Wall-E struck a chord with me mostly because of the irony that a lonesome machine longed for contact with another while existing on a trash infested, abandoned Earth. All the while, humans were floating in space getting fat, and were completely ignorant of their surroundings or one another. I thought the leitmotifs of "Sunday Clothes" and "It Only Takes a Moment" from Hello Dolly! were brilliant choices. Both songs are cheesy, trite, and hackneyed (I know because I performed them my sophomore year in high school), but the simple themes in both are often ones that make us smile and feel connected to one another, whether it be loved ones or strangers. In our world of technology and consumerism these simple pleasures are the most fragile, and when we begin to lose them, we begin to lose ourselves and our care for who and what is around us.
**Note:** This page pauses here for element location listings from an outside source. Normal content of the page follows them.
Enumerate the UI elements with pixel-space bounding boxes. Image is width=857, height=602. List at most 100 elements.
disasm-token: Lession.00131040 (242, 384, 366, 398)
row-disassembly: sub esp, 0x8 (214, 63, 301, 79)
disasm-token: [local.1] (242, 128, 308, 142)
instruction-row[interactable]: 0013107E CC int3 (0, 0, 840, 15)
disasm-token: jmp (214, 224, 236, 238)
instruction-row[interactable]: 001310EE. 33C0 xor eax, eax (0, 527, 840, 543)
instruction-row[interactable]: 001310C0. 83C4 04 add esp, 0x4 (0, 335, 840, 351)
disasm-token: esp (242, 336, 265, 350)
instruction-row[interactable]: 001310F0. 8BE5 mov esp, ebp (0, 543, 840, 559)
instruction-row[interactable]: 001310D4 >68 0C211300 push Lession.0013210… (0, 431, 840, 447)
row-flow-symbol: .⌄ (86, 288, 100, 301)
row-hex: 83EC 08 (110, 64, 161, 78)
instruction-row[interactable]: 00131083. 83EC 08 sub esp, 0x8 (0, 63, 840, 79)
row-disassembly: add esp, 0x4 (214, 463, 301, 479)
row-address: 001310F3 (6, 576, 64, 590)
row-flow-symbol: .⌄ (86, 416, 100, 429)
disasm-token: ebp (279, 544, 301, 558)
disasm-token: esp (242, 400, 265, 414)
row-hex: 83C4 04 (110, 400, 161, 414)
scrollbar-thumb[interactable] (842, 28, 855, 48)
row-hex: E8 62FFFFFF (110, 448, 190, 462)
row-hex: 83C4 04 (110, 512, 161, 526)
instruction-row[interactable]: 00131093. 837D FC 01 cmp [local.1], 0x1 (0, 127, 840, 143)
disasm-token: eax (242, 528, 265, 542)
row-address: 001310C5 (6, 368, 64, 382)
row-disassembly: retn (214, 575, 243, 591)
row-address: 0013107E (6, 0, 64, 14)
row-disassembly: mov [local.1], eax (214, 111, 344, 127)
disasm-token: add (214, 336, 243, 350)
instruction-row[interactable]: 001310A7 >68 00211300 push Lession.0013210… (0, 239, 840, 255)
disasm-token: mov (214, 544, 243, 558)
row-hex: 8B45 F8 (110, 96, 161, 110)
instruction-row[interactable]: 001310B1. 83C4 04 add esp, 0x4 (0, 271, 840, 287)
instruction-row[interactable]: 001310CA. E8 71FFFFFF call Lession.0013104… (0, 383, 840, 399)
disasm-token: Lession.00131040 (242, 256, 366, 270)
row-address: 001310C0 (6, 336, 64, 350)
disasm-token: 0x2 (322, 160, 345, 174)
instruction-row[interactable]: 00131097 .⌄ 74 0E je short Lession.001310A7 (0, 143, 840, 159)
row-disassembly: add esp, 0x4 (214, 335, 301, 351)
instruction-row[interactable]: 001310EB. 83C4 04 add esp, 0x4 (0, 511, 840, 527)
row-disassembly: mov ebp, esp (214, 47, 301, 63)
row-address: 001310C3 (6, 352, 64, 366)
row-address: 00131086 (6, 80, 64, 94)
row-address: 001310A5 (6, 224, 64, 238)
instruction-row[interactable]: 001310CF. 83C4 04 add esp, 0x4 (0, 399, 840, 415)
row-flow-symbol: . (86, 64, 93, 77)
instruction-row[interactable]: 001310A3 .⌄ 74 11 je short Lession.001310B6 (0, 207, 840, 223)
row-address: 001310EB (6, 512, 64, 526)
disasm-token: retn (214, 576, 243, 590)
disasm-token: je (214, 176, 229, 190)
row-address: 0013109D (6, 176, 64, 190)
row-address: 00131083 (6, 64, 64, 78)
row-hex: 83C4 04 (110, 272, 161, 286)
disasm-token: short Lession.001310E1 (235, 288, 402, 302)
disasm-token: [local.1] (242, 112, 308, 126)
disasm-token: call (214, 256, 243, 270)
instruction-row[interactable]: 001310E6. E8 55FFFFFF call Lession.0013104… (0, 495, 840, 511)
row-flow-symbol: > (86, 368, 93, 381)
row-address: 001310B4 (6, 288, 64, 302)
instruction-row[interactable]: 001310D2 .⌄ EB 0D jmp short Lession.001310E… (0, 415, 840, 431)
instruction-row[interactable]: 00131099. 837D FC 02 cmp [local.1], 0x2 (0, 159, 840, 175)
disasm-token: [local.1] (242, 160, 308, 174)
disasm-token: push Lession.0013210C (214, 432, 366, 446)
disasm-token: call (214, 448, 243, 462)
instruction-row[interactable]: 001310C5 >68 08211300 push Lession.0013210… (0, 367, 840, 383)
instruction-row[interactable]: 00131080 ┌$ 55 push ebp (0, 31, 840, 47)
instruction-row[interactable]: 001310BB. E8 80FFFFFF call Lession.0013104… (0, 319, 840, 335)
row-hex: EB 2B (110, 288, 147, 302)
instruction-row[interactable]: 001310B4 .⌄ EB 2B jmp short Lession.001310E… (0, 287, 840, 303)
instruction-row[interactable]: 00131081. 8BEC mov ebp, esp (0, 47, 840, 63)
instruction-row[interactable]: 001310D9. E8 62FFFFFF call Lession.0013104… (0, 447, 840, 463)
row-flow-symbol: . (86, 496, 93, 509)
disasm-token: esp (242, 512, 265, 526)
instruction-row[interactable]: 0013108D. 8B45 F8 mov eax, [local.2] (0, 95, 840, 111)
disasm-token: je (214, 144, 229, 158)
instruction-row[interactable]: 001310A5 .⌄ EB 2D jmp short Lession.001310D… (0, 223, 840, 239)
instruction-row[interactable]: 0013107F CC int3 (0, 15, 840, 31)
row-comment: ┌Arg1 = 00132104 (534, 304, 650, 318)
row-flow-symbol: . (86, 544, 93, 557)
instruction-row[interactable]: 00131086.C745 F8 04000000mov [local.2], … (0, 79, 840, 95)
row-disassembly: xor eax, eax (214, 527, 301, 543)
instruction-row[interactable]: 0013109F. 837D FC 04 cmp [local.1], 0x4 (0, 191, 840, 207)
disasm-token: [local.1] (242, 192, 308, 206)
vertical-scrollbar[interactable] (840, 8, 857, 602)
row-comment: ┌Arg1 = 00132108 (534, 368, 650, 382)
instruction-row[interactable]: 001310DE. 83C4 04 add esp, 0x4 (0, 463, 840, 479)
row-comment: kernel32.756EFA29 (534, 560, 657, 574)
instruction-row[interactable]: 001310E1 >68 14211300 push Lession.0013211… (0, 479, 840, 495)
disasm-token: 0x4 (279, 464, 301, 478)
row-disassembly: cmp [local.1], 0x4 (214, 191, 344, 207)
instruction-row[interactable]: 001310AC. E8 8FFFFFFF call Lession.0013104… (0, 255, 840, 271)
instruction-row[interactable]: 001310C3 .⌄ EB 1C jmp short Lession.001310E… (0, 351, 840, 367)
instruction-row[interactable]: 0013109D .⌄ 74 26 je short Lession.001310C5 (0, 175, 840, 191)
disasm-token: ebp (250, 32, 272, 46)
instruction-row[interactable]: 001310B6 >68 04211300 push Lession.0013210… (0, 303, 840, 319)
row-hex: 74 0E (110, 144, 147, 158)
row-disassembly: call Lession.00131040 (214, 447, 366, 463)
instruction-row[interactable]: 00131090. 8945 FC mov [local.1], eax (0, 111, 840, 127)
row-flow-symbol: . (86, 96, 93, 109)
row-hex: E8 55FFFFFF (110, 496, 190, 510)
The levels that one can peel off from Wall-E range from ecological to sociological, and I'm glad that the shock of the magnificent desolation in Wall-E has caused Brett to pause and think about his consumption and and his interconnectedness to humanity. I hope that other adults react in this way, and more importantly I hope a generation of children are compelled to feel the same. Wall-E was the little engine that could, and he saved us and our planet in a movie but we all need to be a little like Wall-E if we're going to survive.
So, think about what you consume, and where it goes when you're done with it, and think about the people you love and strangers around you. Because if we don't, we're alone, in a world of junk.